Cariddi invece, avendo rubato i buoi ad Ercole, per punizione fu da Giove trasformata in quel pericoloso gorgo dello Stretto di Messina, apertosi dalla saetta scagliata dal Nume. Nella leggenda omerica, le acque che inghiotte e rigetta sono il ricordo evidente dell’effetto ivi prodotto dal flusso e riflusso di marea. Cariddi si identifica col “garofalo” (in dialetto “galoffuru”), gorgo che si forma fra Capo Faro e Punta Sottile dall’incontro di correnti contrarie, corrispondendo perfettamente alla descrizione omerica che paragona quel mare ad una marmitta in ebollizione.

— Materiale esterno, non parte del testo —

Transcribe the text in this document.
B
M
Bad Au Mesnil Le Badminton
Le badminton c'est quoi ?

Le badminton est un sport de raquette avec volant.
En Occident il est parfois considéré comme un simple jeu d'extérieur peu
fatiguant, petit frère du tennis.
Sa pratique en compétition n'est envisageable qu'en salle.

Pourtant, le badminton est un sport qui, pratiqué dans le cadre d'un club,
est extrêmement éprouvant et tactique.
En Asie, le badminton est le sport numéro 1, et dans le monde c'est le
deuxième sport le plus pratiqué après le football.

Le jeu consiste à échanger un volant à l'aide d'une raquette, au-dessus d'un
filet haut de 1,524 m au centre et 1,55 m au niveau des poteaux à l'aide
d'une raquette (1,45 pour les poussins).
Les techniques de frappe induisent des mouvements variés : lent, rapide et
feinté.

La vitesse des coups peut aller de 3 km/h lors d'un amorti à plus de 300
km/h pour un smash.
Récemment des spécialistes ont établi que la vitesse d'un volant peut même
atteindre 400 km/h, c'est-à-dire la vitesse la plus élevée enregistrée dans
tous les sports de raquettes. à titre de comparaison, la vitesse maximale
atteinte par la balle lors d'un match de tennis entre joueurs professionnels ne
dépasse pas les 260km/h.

Questi vortici sono dovuti ad una combinazione di fattori che caratterizzano quest’area, come l’incontro-scontro di due mari, il Tirreno e lo Ionio. Se il Tirreno è più alto dello Ionio il flusso di acqua si muoverà Nord-Sud originando la cosiddetta rema scendente. Quando la situazione si capovolgerà si avrà la rema montante. Proprio queste dinamiche caotiche delle maree dello Stretto, nell’antichità, hanno dato origine a Cariddi: il mostro senza volto che risucchiava le navi dagli abissi producendo vortici e gorghi.
Questo flusso e riflusso sarà altresì evidenziato da Dante nella “Divina Commedia”: “Come fa l’onda là sopra Cariddi che si frange con quella in cui s’attoppa”.
La leggenda ha da sempre spaventato marinai e viaggiatori, rendendo lo stretto tra Reggio e Messina famoso in tutto il Mediterraneo.
Visitando le località è possibile ammirare gli scogli e le grotte in cui si nascondono i mostri marini e apprezzare la magia e il brivido della leggenda. Ma non solo, in queste zone è possibile godere della vista di un mare stupendo e di un entroterra ricco di sorprese e bellezze da visitare assaporando lo splendore di luoghi diventati leggenda nell’antichità.